A diminuição das chuvas no Pará permitiu uma intensificação do desmatamento no estado. O desmatamento detectado em junho dobrou em relação ao mês anterior, pulando de 10.611 hectares para 21.462. Já na porção mato-grossense da bacia, foram derrubados quase 7 mil hectares no período, sendo que 99,6% foram desmatados ilegalmente.
Os dados são do 13º boletim Sirad X, o sistema de monitoramento de desmatamento da Rede Xingu +, uma articulação de indígenas, ribeirinhos e seus parceiros que vivem ou atuam na bacia do Xingu. [Saiba mais no box abaixo e acesse aqui a publicação].

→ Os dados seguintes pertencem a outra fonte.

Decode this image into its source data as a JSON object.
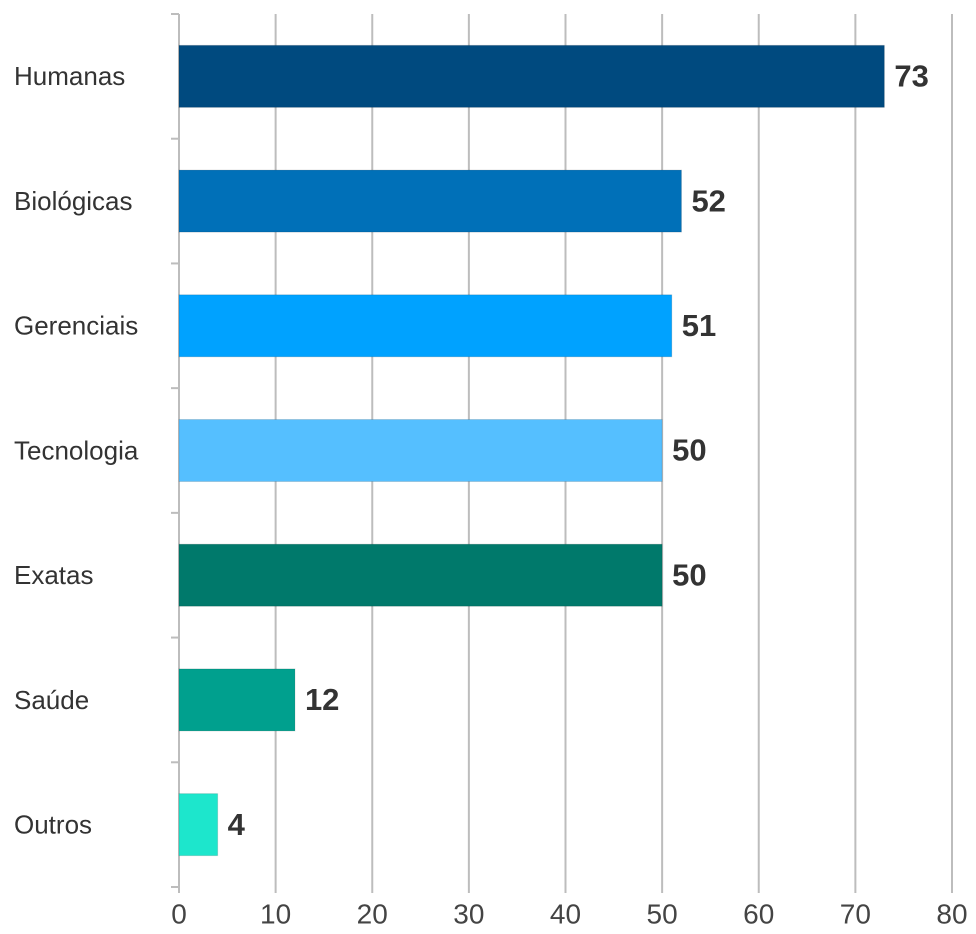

“Os recursos e o apoio institucional para fiscalização e operações de campo têm diminuído. O problema não é saber onde está o desmatamento, o problema continua sendo a falta de responsabilização dos infratores, que deixa o recado de que o crime compensa”, analisa Ricardo Abad, especialista em sensoriamento remoto ISA.
A Área de Proteção Ambiental (APA) Triunfo do Xingu, no sudeste Pará, foi a Área Protegida mais desmatada no período, com 14.891 hectares de floresta derrubada, o equivalente a 200 árvores por minuto. Nos meses de maio e junho, a APA concentrou 38% do desmatamento na bacia do Xingu e 46% a mais em relação ao mesmo período do ano passado.
Sem zoneamento e nem plano de manejo, a APA vem sendo desmatada intensamente nos últimos anos. Ao todo, a UC já teve 36% da sua área florestal convertida para outros usos - como pecuária e mineração. Essas atividades, em sua maioria concentradas nas bordas, exercem pressão sobre as áreas protegidas vizinhas, como a Estação Ecológica da Terra do Meio e o Parque Nacional da Serra do Pardo.
Andrea Coelho, diretora de fiscalização da Secretaria de Estado de Meio Ambiente e Sustentabilidade (Semas) do Pará, afirma que o órgão está atento e tomando medidas para coibir as atividades ilegais. “Estamos diante de um contexto muito negativo para a área ambiental. A mensagem é que tudo pode: desmatar pode, explorar madeira pode, garimpo ilegal pode, etc”, comenta.
Júlio César Meyer, diretor de gestão e monitoramento do Instituto de Desenvolvimento Florestal e da Biodiversidade do Estado do Pará (Ideflor-Bio), não se surpreende com as altas taxas. “Infelizmente é um número alto sempre, mas muito em função do local onde a APA está localizada, no ‘arco do desmatamento’, onde tem tradicionalmente taxas elevadíssimas de desmatamento”, explica.
“Agora, isso não pode ficar assim. Isso precisa acabar. Essa é a nossa proposta”, aponta Meyer. Ele faz referência ao Grupo de Trabalho (GT) interinstitucional, ainda em processo de criação, para pensar em estratégias e desenvolver ações especificamente para a APA. “Estamos atuando em outras áreas para fortalecer a questão ambiental, como a regularização fundiária e o desenvolvimento de atividades produtivas mais sustentáveis”, explica Coelho, da Semas, que também compõe o GT.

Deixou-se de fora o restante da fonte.